Kudus sebagai kota kretek bukan sekadar slogan. Ini memiliki arti yang mendalam. Bagi warga Kudus, menjadi pengusaha rokok adalah sebuah kebanggaan. Kini kebanggaan itu mulai hilang seiring semakin ketatnya operasi penertiban pembayaran cukai oleh Direktorat Jenderal Bea dan Cukai.

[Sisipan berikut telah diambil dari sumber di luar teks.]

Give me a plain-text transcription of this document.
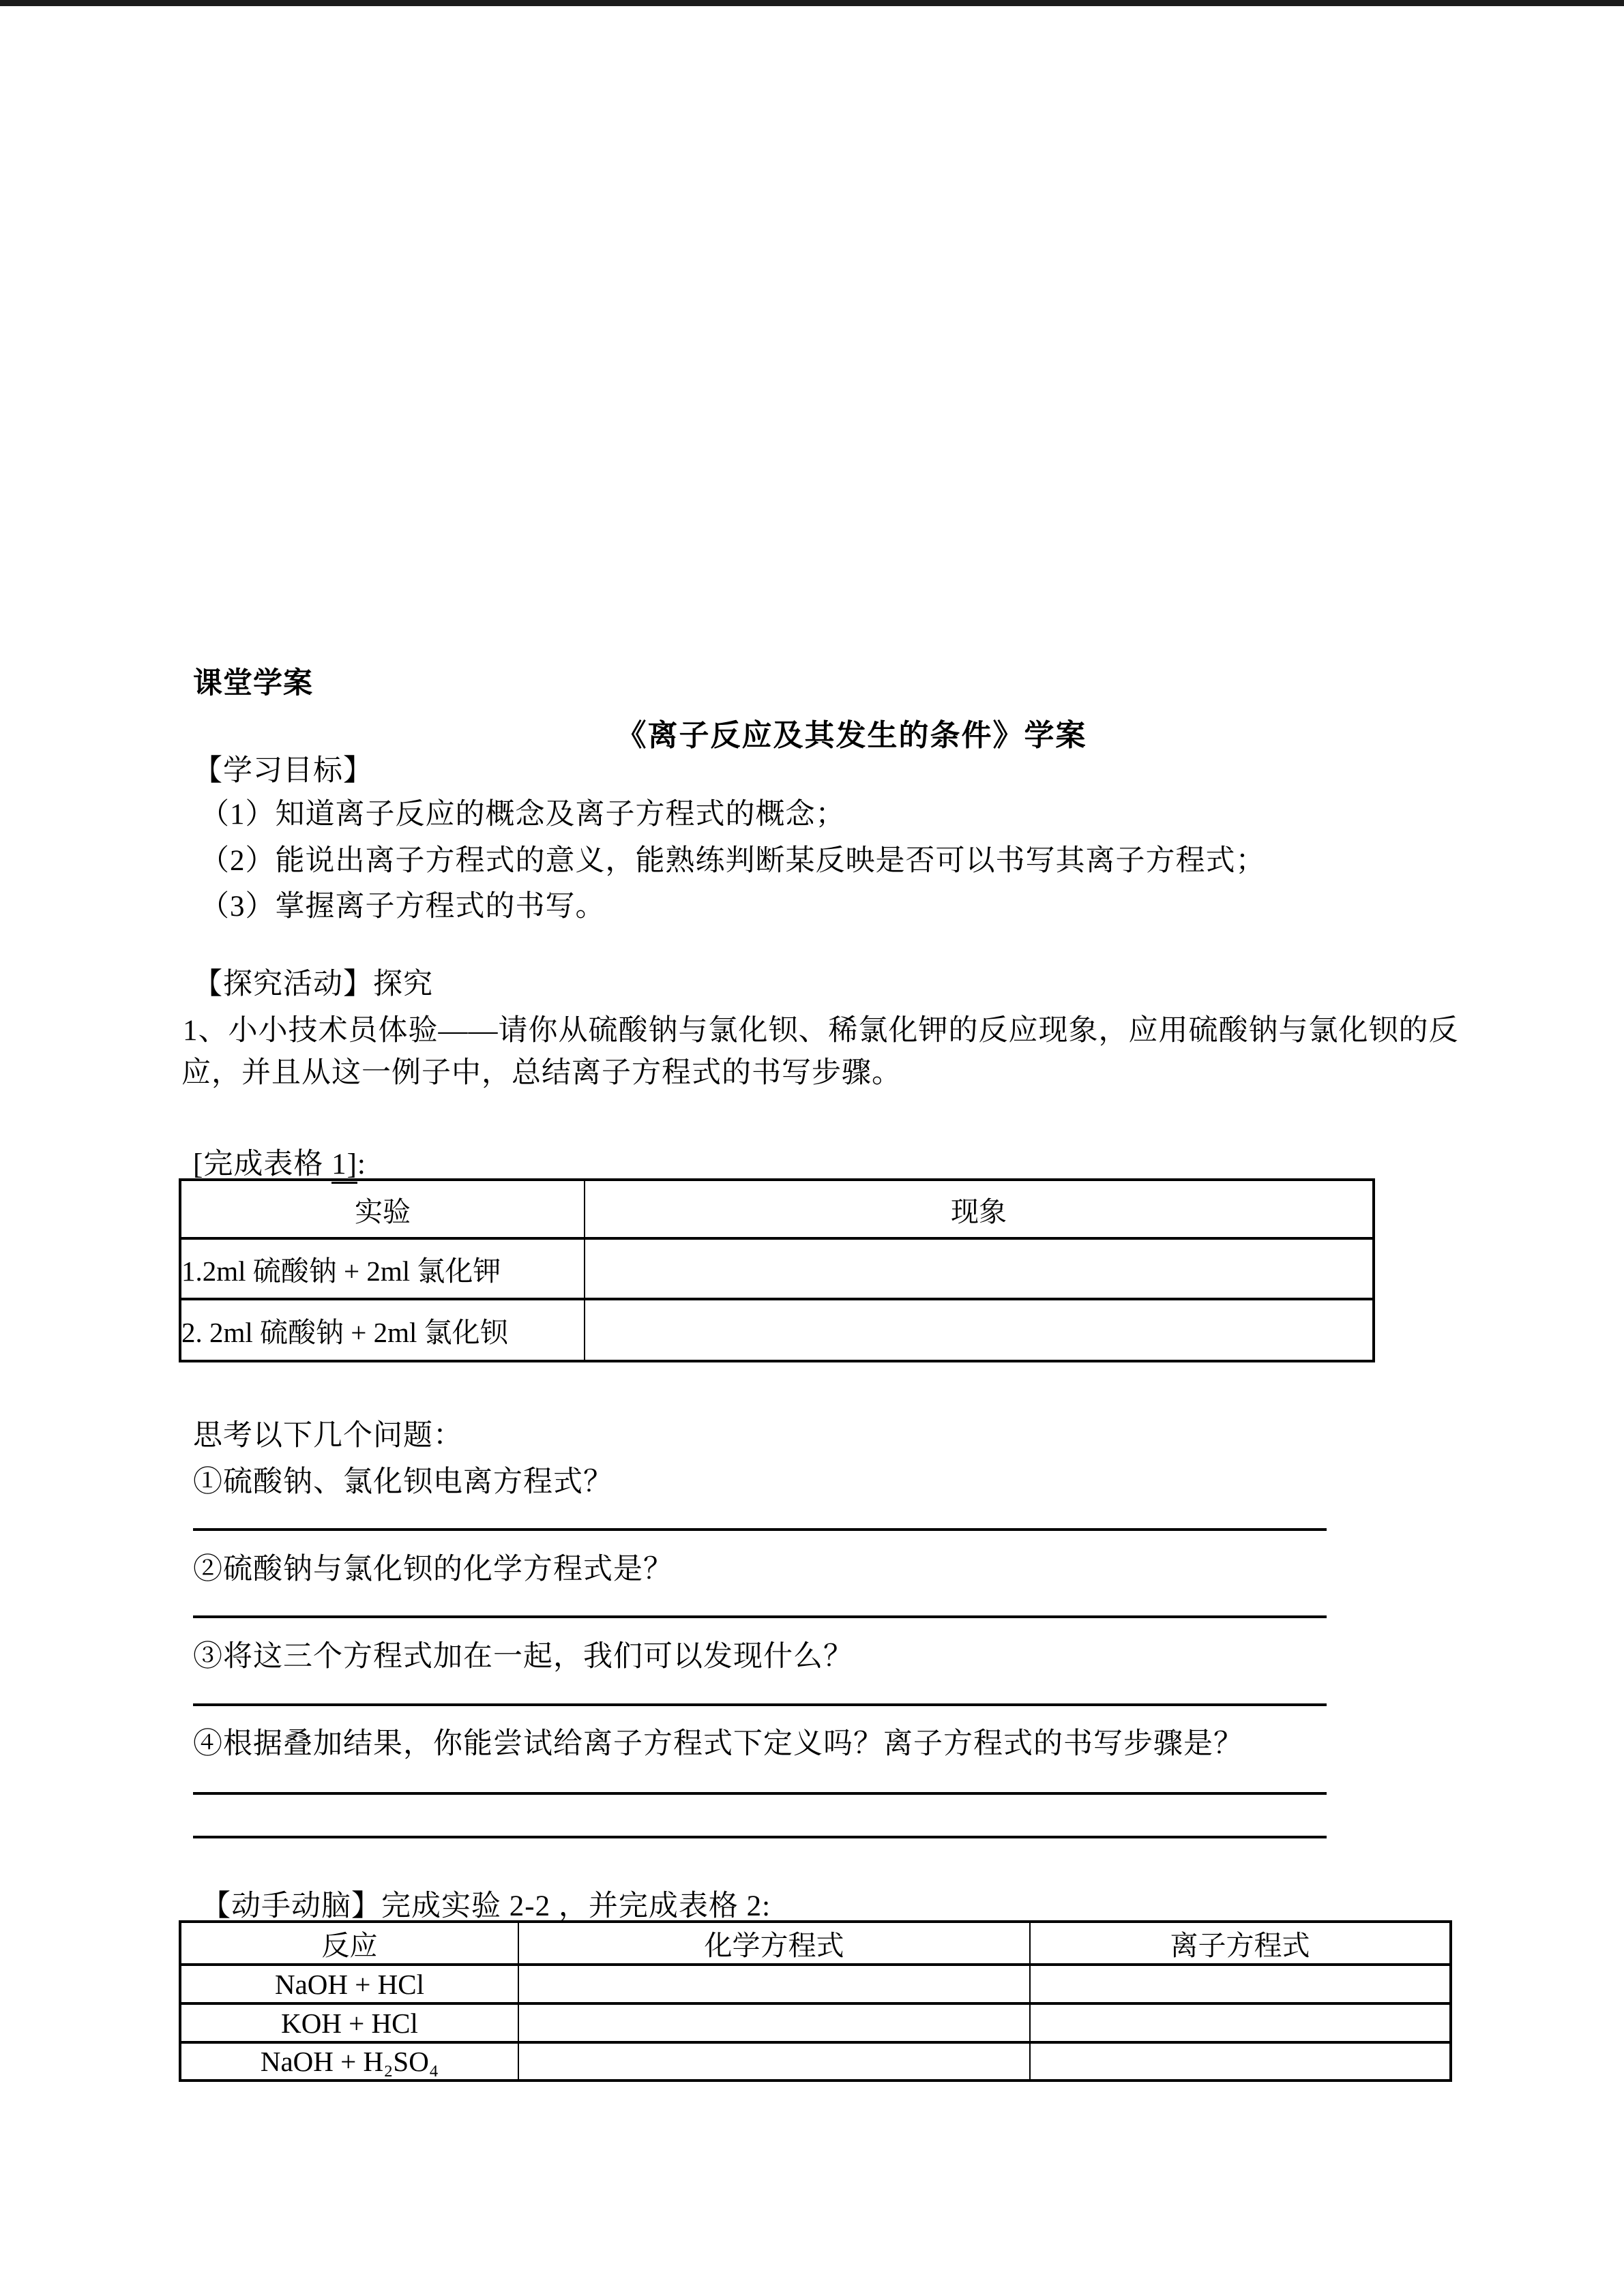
课堂学案
《离子反应及其发生的条件》学案
【学习目标】
（1）知道离子反应的概念及离子方程式的概念；
（2）能说出离子方程式的意义，能熟练判断某反映是否可以书写其离子方程式；
（3）掌握离子方程式的书写。
【探究活动】探究
1、小小技术员体验——请你从硫酸钠与氯化钡、稀氯化钾的反应现象，应用硫酸钠与氯化钡的反
应，并且从这一例子中，总结离子方程式的书写步骤。
[完成表格 1]:
实验	现象
1.2ml 硫酸钠 + 2ml 氯化钾	
2. 2ml 硫酸钠 + 2ml 氯化钡	
思考以下几个问题：
①硫酸钠、氯化钡电离方程式？
②硫酸钠与氯化钡的化学方程式是？
③将这三个方程式加在一起，我们可以发现什么？
④根据叠加结果，你能尝试给离子方程式下定义吗？离子方程式的书写步骤是？
【动手动脑】完成实验 2-2 ，并完成表格 2:
反应	化学方程式	离子方程式
NaOH + HCl		
KOH + HCl		
NaOH + H₂SO₄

Menjadi pengusaha rokok adalah usaha turun-temurun yang diwariskan nenek moyang warga Kudus. Walaupun beromzet kecil, menjadi penghasil rokok adalah sebuah keunggulan dalam tataran sosial masyarakat Kudus. Oleh karena itu, tidak akan mudah memberantas rokok polos atau rokok tanpa pita cukai maupun rokok dengan pita cukai palsu di kota yang menyumbang Rp 13,5 triliun penerimaan cukai ke negara ini.
”Pengusaha rokok Kudus tak akan sama dengan pengusaha rokok dari kota lainnya, misalnya Pati. Mereka itu bisa dibilang ngeyel (ngotot). Biarpun sudah dilarang membuat rokok tanpa cukai, tidak mudah menghentikannya. Upaya untuk menurunkan produksi rokok ilegal harus dilihat dari sisi sosialnya,” kata Mamiek Indrayani, peneliti industri rokok dari Lembaga Penelitian Universitas Muria, Kudus.

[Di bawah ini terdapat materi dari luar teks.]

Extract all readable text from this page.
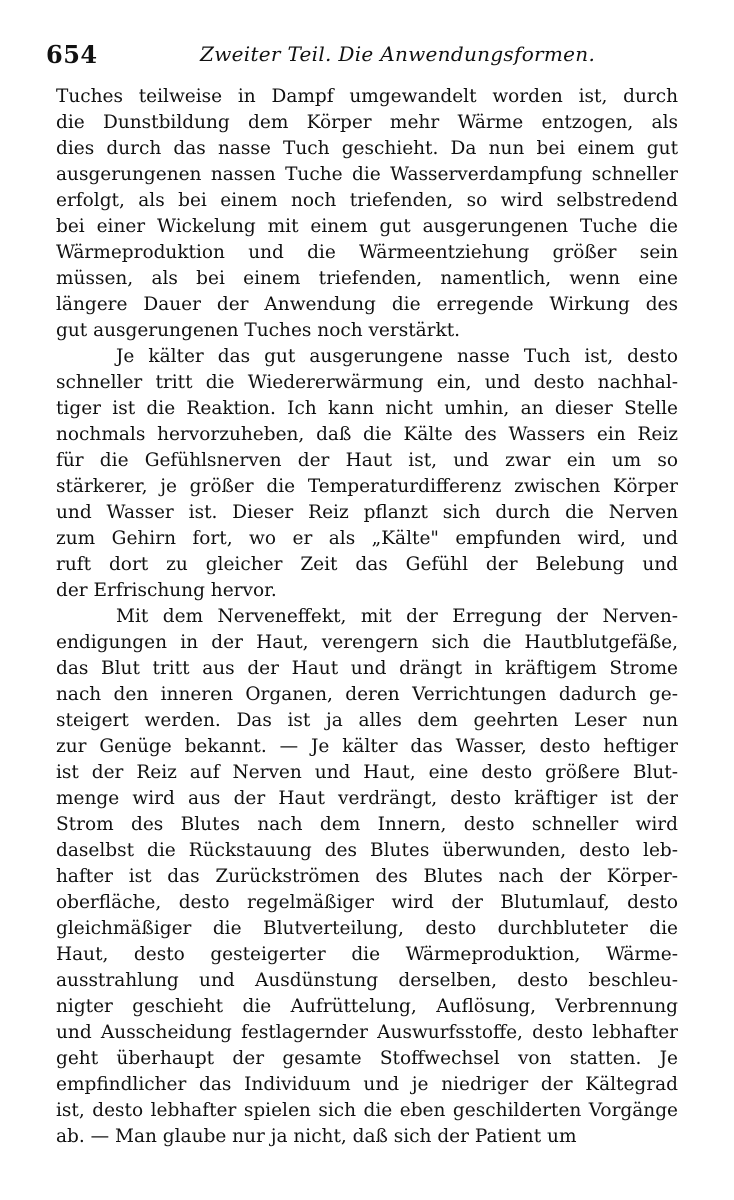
654	Zweiter Teil. Die Anwendungsformen.
Tuches teilweise in Dampf umgewandelt worden ist, durch
die Dunstbildung dem Körper mehr Wärme entzogen, als
dies durch das nasse Tuch geschieht. Da nun bei einem gut
ausgerungenen nassen Tuche die Wasserverdampfung schneller
erfolgt, als bei einem noch triefenden, so wird selbstredend
bei einer Wickelung mit einem gut ausgerungenen Tuche die
Wärmeproduktion und die Wärmeentziehung größer sein
müssen, als bei einem triefenden, namentlich, wenn eine
längere Dauer der Anwendung die erregende Wirkung des
gut ausgerungenen Tuches noch verstärkt.
Je kälter das gut ausgerungene nasse Tuch ist, desto
schneller tritt die Wiedererwärmung ein, und desto nachhal-
tiger ist die Reaktion. Ich kann nicht umhin, an dieser Stelle
nochmals hervorzuheben, daß die Kälte des Wassers ein Reiz
für die Gefühlsnerven der Haut ist, und zwar ein um so
stärkerer, je größer die Temperaturdifferenz zwischen Körper
und Wasser ist. Dieser Reiz pflanzt sich durch die Nerven
zum Gehirn fort, wo er als „Kälte" empfunden wird, und
ruft dort zu gleicher Zeit das Gefühl der Belebung und
der Erfrischung hervor.
Mit dem Nerveneffekt, mit der Erregung der Nerven-
endigungen in der Haut, verengern sich die Hautblutgefäße,
das Blut tritt aus der Haut und drängt in kräftigem Strome
nach den inneren Organen, deren Verrichtungen dadurch ge-
steigert werden. Das ist ja alles dem geehrten Leser nun
zur Genüge bekannt. — Je kälter das Wasser, desto heftiger
ist der Reiz auf Nerven und Haut, eine desto größere Blut-
menge wird aus der Haut verdrängt, desto kräftiger ist der
Strom des Blutes nach dem Innern, desto schneller wird
daselbst die Rückstauung des Blutes überwunden, desto leb-
hafter ist das Zurückströmen des Blutes nach der Körper-
oberfläche, desto regelmäßiger wird der Blutumlauf, desto
gleichmäßiger die Blutverteilung, desto durchbluteter die
Haut, desto gesteigerter die Wärmeproduktion, Wärme-
ausstrahlung und Ausdünstung derselben, desto beschleu-
nigter geschieht die Aufrüttelung, Auflösung, Verbrennung
und Ausscheidung festlagernder Auswurfsstoffe, desto lebhafter
geht überhaupt der gesamte Stoffwechsel von statten. Je
empfindlicher das Individuum und je niedriger der Kältegrad
ist, desto lebhafter spielen sich die eben geschilderten Vorgänge
ab. — Man glaube nur ja nicht, daß sich der Patient um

Aparat Ditjen Bea dan Cukai pun sadar soal ini. Mereka tahu ada beberapa pengusaha rokok rumahan yang sudah diingatkan agar tidak memproduksi rokok ilegal, tetapi masih mencari modus baru agar tetap memproduksi rokok ilegal dengan pita cukai palsu. Padahal, teknologi yang dilekatkan di selembar pita cukai itu sudah sangat maju dan selalu diperbarui setiap tahun oleh Ditjen Bea dan Cukai serta produsen pita cukai rokok dari kelompok usaha Pura.
16 pengaman
Di sehelai pita cukai edisi 2008, misalnya, ada 16 ciri khusus pada hologram yang menjadi pengaman agar tidak dipalsukan. Hologram ditemukan ilmuwan Hongaria, Dennis Gabor, tahun 1947 yang membuatnya meraih hadiah Nobel Fisika tahun 1971. Hologram diproduksi tahun 1960 oleh Emmete Leith dan Joris Upatnieks dari Universitas Michigan, AS.

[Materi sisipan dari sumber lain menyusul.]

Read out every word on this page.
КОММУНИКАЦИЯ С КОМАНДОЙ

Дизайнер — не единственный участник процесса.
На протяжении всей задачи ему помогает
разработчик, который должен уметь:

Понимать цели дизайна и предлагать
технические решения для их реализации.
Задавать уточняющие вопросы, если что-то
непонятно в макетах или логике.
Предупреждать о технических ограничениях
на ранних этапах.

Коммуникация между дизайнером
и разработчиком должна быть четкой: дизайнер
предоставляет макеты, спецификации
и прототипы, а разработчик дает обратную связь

Ke-16 ciri pengaman itu bisa dibaca dengan beberapa cara, yakni secara kasatmata, memakai alat bantu berupa kaca pembesar, memakai filter invisible ink (alat pemancar sinar ultraviolet dipakai pihak bank saat menguji keaslian uang), menggunakan holo reader (alat pembaca hologram), serta cairan kimia yang disebut aktifator.
Secara kasatmata bisa dilihat warna dasar pita cukai, yakni hijau teh. Lalu, di bagian depan ada tulisan BC (Bea dan Cukai). Di latar belakang ada logo Ditjen Bea dan Cukai dan ornamen efek dinamik. Juga terlihat bagian demetalizing (berwarna logam) bertuliskan RI dan BC yang tegas dan jelas.
Bagian ini lebih jelas terlihat dengan kaca pembesar untuk mendapat efek bergantian pada tulisan mini, BCRI dan 2008, jika hologram digerakkan.
Dengan menggunakan filter invisible ink, akan terlihat ciri pengaman lain, yakni teks BCRI yang hanya muncul jika disorot sinar ultraviolet. Dengan bantuan holo reader, petugas mudah mendeteksi ada atau tidaknya unsur pengaman di hologram. Jika unsur pengaman tidak ada, di layar digital muncul kata ”gagal” (hologram itu palsu). Jika ada unsur pengaman, muncul tulisan ”teridentifikasi” (hologram asli).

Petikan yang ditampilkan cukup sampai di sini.